It isn’t just the French la petite mort — the “little death” — that binds the mysteriously opposed forces of sex and death together. Death has long been associated with sex in strange and often spiritual ways, from the ancient Egyptian myths of Osiris and Isis to the strange attraction many women have to serial killers (1, 2, 3), and even to simple images that remind them of death. From the perspective of sex as pure pleasure, this association seems counter-intuitive, if not outright absurd.
There is another perspective, however: a view from which this emergent association — which clearly does exist — can be understood, and even appreciated.
First, sex as pure pleasure is a fairly modern association. This is not because sex wasn’t enjoyable before recent times (it undoubtedly was), but because sex was intimately tied in with something else: creation. Before the days of condoms and birth-control pills, making a child was always a possible outcome of sex. After millions of generations of this association, it’s hard to imagine a few decades of a work-around erasing this connection. It’s older than our species, after all.
Secondly, another association that modernity has tried to hide is between creation and destruction. All life comes from death. Even vegetarian animals destroy plant-life to survive and reproduce, and nothing needs to be explained about carnivores like ourselves. If someone were to become a Jain and only eat plant-matter which had already died, death would still be required in order to sustain their life. By circumnavigating killing, the Jain still does not avoid the inevitable necessity of death. For one to live, another must die.
Sex creates life; life requires death.
This seemingly abstract and esoteric construction becomes a lot more literal when you consider what is involved in parenting. For women, children place an enormous strain on the body, altering it forever, and sometimes even killing the mother in childbirth. Assuming all goes well, children still take extraordinary amounts of time and attention… in short, of life. They rob you of sleep, money, and may require you to put your own life at risk in order to protect them.
Having a child is a decision to sacrifice a significant portion of your life. Orgasm isn’t just “the little death” as an experiential description; sex is suicide. It is a game of Russian roulette with diseases and birth complications, and comes with losing two decades — minimum — of your life to raising children.
This is not to say that the life you may create isn’t extraordinary, meaningful, and wonderful to experience. It is all of these things, and it is still suicide by degrees.
But this association doesn’t make sex something fearful… at least, not so fearful as to dissuade people from participation. To the contrary, it makes sex more intimate, more exciting, more important and meaningful. The connection with death is what makes sex powerful.
Sex between a man and a woman is the point at which thanatos and eros merge, where self-destruction and self-creation intertwine, and the continuation of one’s identity is achieved through another person.
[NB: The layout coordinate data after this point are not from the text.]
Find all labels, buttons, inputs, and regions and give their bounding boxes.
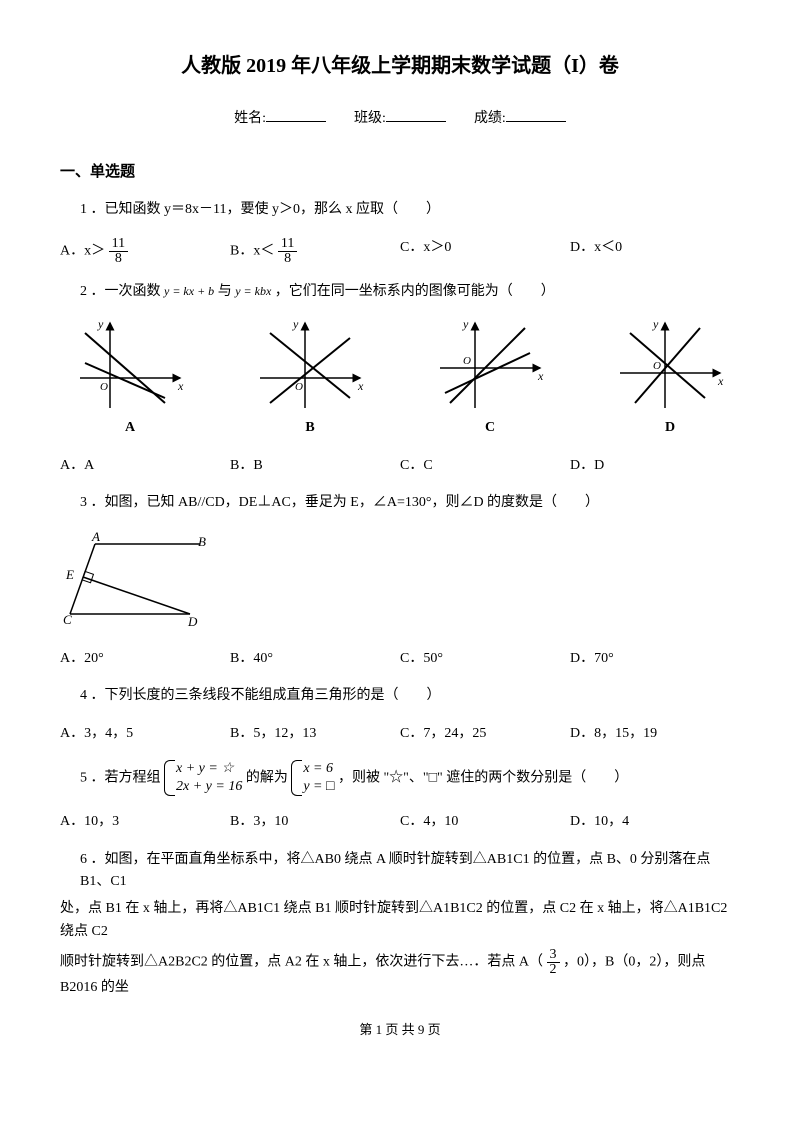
q2-optA: A．A	[60, 455, 230, 477]
q1-optA: A．x＞ 118	[60, 237, 230, 266]
q4-text: 4 ．下列长度的三条线段不能组成直角三角形的是（ ）	[80, 685, 740, 707]
class-label: 班级:	[354, 111, 386, 126]
q5-optA: A．10，3	[60, 811, 230, 833]
svg-text:O: O	[100, 381, 108, 393]
svg-text:x: x	[717, 374, 724, 388]
graph-D: x y O D	[610, 318, 730, 439]
q2-mid: 与	[218, 284, 232, 299]
frac-den: 8	[109, 252, 128, 266]
q1-optB-prefix: B．x＜	[230, 244, 274, 259]
q3-optD: D．70°	[570, 648, 740, 670]
q2-optC: C．C	[400, 455, 570, 477]
graph-B: x y O B	[250, 318, 370, 439]
q1-text: 1 ．已知函数 y＝8x－11，要使 y＞0，那么 x 应取（ ）	[80, 199, 740, 221]
q2-options: A．A B．B C．C D．D	[60, 455, 740, 477]
q5-brace1: x + y = ☆ 2x + y = 16	[164, 760, 242, 796]
q3-figure: A B C D E	[60, 529, 740, 637]
class-blank	[386, 107, 446, 122]
q4-optC: C．7，24，25	[400, 723, 570, 745]
q2-eq2: y = kbx	[235, 284, 271, 298]
q5-optD: D．10，4	[570, 811, 740, 833]
q4-optD: D．8，15，19	[570, 723, 740, 745]
q2-optB: B．B	[230, 455, 400, 477]
score-label: 成绩:	[474, 111, 506, 126]
q6-frac: 32	[547, 948, 560, 977]
q1-optC: C．x＞0	[400, 237, 570, 266]
q4-optB: B．5，12，13	[230, 723, 400, 745]
pt-D: D	[187, 614, 198, 629]
q6-line2: 处，点 B1 在 x 轴上，再将△AB1C1 绕点 B1 顺时针旋转到△A1B1…	[60, 898, 740, 943]
q5-brace2: x = 6 y = □	[291, 760, 334, 796]
q6-l3-pre: 顺时针旋转到△A2B2C2 的位置，点 A2 在 x 轴上，依次进行下去…．若点…	[60, 955, 543, 970]
svg-text:y: y	[652, 317, 659, 331]
q5-b2-l1: x = 6	[303, 760, 334, 778]
svg-text:y: y	[292, 317, 299, 331]
q1-optB-frac: 118	[278, 237, 297, 266]
q5-b1-l2: 2x + y = 16	[176, 778, 242, 796]
page-footer: 第 1 页 共 9 页	[60, 1020, 740, 1041]
student-info-row: 姓名: 班级: 成绩:	[60, 107, 740, 130]
q3-optB: B．40°	[230, 648, 400, 670]
q1-optB: B．x＜ 118	[230, 237, 400, 266]
svg-text:y: y	[462, 317, 469, 331]
svg-text:x: x	[537, 369, 544, 383]
q5-options: A．10，3 B．3，10 C．4，10 D．10，4	[60, 811, 740, 833]
q4-options: A．3，4，5 B．5，12，13 C．7，24，25 D．8，15，19	[60, 723, 740, 745]
pt-A: A	[91, 529, 100, 544]
frac-num: 11	[278, 237, 297, 252]
q1-optD: D．x＜0	[570, 237, 740, 266]
svg-text:O: O	[463, 355, 471, 367]
q2-graphs: x y O A x y O B	[70, 318, 730, 439]
graph-B-label: B	[250, 417, 370, 439]
section-heading: 一、单选题	[60, 160, 740, 184]
q3-optA: A．20°	[60, 648, 230, 670]
q5-b2-l2: y = □	[303, 778, 334, 796]
q2-eq1: y = kx + b	[164, 284, 214, 298]
score-blank	[506, 107, 566, 122]
q5-text: 5 ．若方程组 x + y = ☆ 2x + y = 16 的解为 x = 6 …	[80, 760, 740, 796]
q2-optD: D．D	[570, 455, 740, 477]
q6-line1: 6 ．如图，在平面直角坐标系中，将△AB0 绕点 A 顺时针旋转到△AB1C1 …	[80, 849, 740, 894]
svg-text:O: O	[653, 360, 661, 372]
graph-C: x y O C	[430, 318, 550, 439]
name-blank	[266, 107, 326, 122]
q4-optA: A．3，4，5	[60, 723, 230, 745]
q5-pre: 5 ．若方程组	[80, 770, 161, 785]
frac-num: 11	[109, 237, 128, 252]
q3-text: 3 ．如图，已知 AB//CD，DE⊥AC，垂足为 E，∠A=130°，则∠D …	[80, 492, 740, 514]
q6-line3: 顺时针旋转到△A2B2C2 的位置，点 A2 在 x 轴上，依次进行下去…．若点…	[60, 948, 740, 999]
q2-post: ，它们在同一坐标系内的图像可能为（ ）	[275, 284, 555, 299]
q1-options: A．x＞ 118 B．x＜ 118 C．x＞0 D．x＜0	[60, 237, 740, 266]
svg-text:x: x	[357, 379, 364, 393]
pt-B: B	[198, 534, 206, 549]
graph-A: x y O A	[70, 318, 190, 439]
q5-optB: B．3，10	[230, 811, 400, 833]
q3-options: A．20° B．40° C．50° D．70°	[60, 648, 740, 670]
q3-optC: C．50°	[400, 648, 570, 670]
graph-C-label: C	[430, 417, 550, 439]
pt-E: E	[65, 567, 74, 582]
name-label: 姓名:	[234, 111, 266, 126]
q5-post: ，则被 "☆"、"□" 遮住的两个数分别是（ ）	[338, 770, 628, 785]
q5-b1-l1: x + y = ☆	[176, 760, 242, 778]
svg-text:x: x	[177, 379, 184, 393]
q5-optC: C．4，10	[400, 811, 570, 833]
page-cur: 1	[376, 1022, 383, 1037]
q2-pre: 2 ．一次函数	[80, 284, 161, 299]
graph-D-label: D	[610, 417, 730, 439]
q2-text: 2 ．一次函数 y = kx + b 与 y = kbx ，它们在同一坐标系内的…	[80, 281, 740, 303]
page-total: 9	[418, 1022, 425, 1037]
page-title: 人教版 2019 年八年级上学期期末数学试题（I）卷	[60, 50, 740, 82]
pt-C: C	[63, 612, 72, 627]
q1-optA-frac: 118	[109, 237, 128, 266]
svg-text:y: y	[97, 317, 104, 331]
frac-den: 2	[547, 963, 560, 977]
frac-num: 3	[547, 948, 560, 963]
q5-mid: 的解为	[246, 770, 292, 785]
frac-den: 8	[278, 252, 297, 266]
q1-optA-prefix: A．x＞	[60, 244, 105, 259]
graph-A-label: A	[70, 417, 190, 439]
Biologically and spiritually speaking, it is one of the most powerful things people can do.
This gives us more reason to reconsider the benefits of the sexual revolution, which — besides not delivering the promised goods — may not have been worth the rewards even if everyone was getting the “free love” envisioned in the 60’s. The dream of the sexual revolution was a dream of sex divorced from death, from consequences, and the belief that this divorce would lead to more sex for everyone. To life without death.
But there is no life without death. The divorce from death took the life out of sex, and turned it into a kind of masturbation with another person’s body. Still physically gratifying, still fun, but ultimately fruitless.
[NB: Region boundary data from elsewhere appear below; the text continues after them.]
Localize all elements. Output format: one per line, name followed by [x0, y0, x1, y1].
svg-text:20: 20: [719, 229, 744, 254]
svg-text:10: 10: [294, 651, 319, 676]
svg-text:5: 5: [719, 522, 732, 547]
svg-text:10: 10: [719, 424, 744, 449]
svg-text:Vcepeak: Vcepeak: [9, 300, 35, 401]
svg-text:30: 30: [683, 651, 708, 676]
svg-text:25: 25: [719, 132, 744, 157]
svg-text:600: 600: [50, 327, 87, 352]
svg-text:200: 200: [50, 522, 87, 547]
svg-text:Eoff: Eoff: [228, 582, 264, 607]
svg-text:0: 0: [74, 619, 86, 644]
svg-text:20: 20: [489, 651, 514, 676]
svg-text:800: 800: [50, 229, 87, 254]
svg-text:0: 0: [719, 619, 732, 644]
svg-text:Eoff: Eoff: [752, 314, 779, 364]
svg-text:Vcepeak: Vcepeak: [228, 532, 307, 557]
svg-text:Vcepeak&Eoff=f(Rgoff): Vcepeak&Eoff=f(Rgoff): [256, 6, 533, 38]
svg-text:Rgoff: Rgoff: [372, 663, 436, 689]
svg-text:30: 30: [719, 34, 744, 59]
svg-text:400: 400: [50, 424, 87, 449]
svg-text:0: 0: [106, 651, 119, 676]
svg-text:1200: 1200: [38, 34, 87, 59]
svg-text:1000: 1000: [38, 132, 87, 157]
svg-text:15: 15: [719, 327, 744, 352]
And the worst part is that you’re still dying. You’re just dying slower, and with nothing to show. It turns sex from an act of self-sacrificial creation with another person into a mundane escape from boredom. And this, it does only partially.
The power and meaning of sex are too old in our species to simply reason away. In keeping ourselves carnally entertained, we still feel the spiritual death that was always associated with death, but without the discrimination that is possible for those who remember the association between sex and death. These people lose bits of their heart with every partner, like a layer of paper left behind with the glue when two bound sheets are ripped apart.
Sex without death isn’t so much bad as it is impossible. But the illusion of sex apart from death leads to a slow, lingering death — spiritually, and eventually, physically — without ever feeling the intense connection that is possible when two people choose to die together.
By contrast, sex enjoyed in the knowledge of the death it entails is a cosmically significant act, of creation, destruction, and transformation, achieved through a unification of opposites. Understanding this allows for sex that — for most people — is the closest to divinity they may ever reach in their mortal lives.